2. The LORD from the heavens looked down / on the sons of humankind / to see. These three versets are remarkable for involving enjambments from verset to verset (a rare maneuver) and avoiding semantic parallelism, which appears only at the end (“discerning, / . . . seeking out”). Thus, the eye is drawn downward in a miniature narrative sequence, following the divine gaze, from the heavens to the human sphere. The illusion of the scoundrel that there is no God examining human actions is here spectacularly refuted.
3. There is none who does good. / There is not even one. The sentence repeated from verse 1 is less a refrain than a dumbfounded pronouncement by the dismayed speaker, who cannot find a single good person—“There is not even one.” The brevity of the versets here (two beats, four syllables in each in the Hebrew), as well as elsewhere in the poem, should be noted. In the face of such dismaying, pervasive corruption, the speaker is moved to register a response in stark, brief statements, without ornamentation.

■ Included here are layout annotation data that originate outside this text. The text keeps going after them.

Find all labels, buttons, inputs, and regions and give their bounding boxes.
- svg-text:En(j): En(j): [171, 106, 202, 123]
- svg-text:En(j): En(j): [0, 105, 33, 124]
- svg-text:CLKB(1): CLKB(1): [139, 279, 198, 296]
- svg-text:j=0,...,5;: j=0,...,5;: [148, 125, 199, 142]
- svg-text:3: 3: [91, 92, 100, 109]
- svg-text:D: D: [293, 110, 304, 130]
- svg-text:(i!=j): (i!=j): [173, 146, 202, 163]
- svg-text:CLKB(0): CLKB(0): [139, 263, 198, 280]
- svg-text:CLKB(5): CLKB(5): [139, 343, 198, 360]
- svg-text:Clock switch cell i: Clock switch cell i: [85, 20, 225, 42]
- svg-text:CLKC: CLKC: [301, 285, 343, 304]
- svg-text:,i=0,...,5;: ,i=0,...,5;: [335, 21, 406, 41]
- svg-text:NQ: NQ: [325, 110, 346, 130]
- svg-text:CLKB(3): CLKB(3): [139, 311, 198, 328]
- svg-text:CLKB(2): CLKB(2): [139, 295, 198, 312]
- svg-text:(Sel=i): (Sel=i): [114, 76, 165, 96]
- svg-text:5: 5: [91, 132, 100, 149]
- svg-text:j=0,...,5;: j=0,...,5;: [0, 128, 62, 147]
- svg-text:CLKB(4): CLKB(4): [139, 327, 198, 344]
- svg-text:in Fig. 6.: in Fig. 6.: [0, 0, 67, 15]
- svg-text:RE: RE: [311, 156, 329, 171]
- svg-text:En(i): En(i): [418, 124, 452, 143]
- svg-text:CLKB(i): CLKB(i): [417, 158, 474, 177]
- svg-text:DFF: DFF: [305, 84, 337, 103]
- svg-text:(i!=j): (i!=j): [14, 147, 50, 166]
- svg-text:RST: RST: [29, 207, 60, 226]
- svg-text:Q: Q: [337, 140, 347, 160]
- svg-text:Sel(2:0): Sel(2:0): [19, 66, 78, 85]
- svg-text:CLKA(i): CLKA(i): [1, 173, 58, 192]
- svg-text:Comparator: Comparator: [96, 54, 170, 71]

4. devoured them like bread. The words “them like” do not appear in the Hebrew and are added for clarity.
5. sorely fear. The Hebrew is literally “feared a fear.”

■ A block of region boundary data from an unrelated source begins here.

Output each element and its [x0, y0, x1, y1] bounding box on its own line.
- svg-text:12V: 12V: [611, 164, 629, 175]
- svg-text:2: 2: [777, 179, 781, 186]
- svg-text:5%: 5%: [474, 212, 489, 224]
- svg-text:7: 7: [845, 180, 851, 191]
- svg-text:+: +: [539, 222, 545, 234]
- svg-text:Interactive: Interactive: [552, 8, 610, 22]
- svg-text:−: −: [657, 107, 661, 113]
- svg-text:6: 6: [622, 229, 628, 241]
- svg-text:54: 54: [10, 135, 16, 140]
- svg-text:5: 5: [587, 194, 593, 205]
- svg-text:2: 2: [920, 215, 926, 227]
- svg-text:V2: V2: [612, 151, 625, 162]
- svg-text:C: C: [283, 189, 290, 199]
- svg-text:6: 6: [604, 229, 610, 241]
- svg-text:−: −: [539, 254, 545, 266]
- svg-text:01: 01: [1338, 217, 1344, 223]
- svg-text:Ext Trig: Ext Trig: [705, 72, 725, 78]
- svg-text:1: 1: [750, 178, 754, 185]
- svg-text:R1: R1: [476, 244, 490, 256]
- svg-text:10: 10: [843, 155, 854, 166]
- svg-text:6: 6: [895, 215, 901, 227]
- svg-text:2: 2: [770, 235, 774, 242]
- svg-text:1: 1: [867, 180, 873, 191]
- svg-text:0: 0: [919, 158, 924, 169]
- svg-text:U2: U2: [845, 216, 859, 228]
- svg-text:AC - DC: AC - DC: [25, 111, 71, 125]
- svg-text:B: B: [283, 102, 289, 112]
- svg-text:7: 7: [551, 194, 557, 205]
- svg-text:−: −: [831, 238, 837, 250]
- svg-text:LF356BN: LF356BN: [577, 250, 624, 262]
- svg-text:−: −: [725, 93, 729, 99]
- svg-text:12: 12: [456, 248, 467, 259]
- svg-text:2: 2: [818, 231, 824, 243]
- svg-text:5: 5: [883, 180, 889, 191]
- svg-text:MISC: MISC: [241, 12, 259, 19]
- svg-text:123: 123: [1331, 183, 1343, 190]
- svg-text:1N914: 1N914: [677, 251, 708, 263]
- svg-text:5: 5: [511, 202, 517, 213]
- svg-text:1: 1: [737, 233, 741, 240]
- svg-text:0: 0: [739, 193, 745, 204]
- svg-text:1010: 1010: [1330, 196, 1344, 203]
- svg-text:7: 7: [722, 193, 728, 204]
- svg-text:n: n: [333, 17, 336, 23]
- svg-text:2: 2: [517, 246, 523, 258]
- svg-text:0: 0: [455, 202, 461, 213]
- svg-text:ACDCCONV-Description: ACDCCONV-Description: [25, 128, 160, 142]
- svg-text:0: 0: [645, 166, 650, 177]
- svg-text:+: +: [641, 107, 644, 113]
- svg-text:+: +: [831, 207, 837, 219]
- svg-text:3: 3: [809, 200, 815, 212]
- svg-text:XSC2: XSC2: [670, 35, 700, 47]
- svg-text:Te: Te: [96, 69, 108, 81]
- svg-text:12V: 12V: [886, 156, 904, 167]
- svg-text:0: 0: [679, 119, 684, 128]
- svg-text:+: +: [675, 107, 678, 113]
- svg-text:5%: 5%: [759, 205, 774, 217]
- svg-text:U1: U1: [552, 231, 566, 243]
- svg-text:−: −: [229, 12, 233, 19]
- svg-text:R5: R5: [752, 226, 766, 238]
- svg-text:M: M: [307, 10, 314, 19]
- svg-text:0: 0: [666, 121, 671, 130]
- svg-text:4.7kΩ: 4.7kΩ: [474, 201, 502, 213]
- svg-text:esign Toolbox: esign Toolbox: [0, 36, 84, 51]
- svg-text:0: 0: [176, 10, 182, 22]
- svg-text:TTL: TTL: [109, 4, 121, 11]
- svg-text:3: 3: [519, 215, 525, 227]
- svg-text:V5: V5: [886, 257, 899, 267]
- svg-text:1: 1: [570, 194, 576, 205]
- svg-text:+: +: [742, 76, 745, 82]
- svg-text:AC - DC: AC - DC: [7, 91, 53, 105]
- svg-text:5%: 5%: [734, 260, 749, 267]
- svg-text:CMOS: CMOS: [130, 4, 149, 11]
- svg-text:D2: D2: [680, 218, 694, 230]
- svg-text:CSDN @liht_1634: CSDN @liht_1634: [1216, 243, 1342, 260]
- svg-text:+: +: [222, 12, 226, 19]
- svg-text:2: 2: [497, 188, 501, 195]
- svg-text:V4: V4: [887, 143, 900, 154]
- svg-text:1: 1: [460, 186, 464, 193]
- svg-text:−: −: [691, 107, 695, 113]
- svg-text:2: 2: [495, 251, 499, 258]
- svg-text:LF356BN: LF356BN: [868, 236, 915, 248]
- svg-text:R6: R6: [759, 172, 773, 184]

6. In your plot against the poor you are shamed. The Hebrew is crabbed because a necessary preposition seems to be missing, so the translation is somewhat conjectural.
7. Oh, may from Zion come Israel’s rescue. Although “my people” has been mentioned in the poem, it was chiefly an indication of the populace that is subjected to the depredations of the wicked. The national perspective, then, with the reference to some sort of restoration—perhaps after defeat or exile—of the nation, a restoration that will emerge from its capital, looks like a formulaic tag, of the sort that sometimes ends the psalms of Zion, which has been added here editorially as a conclusion.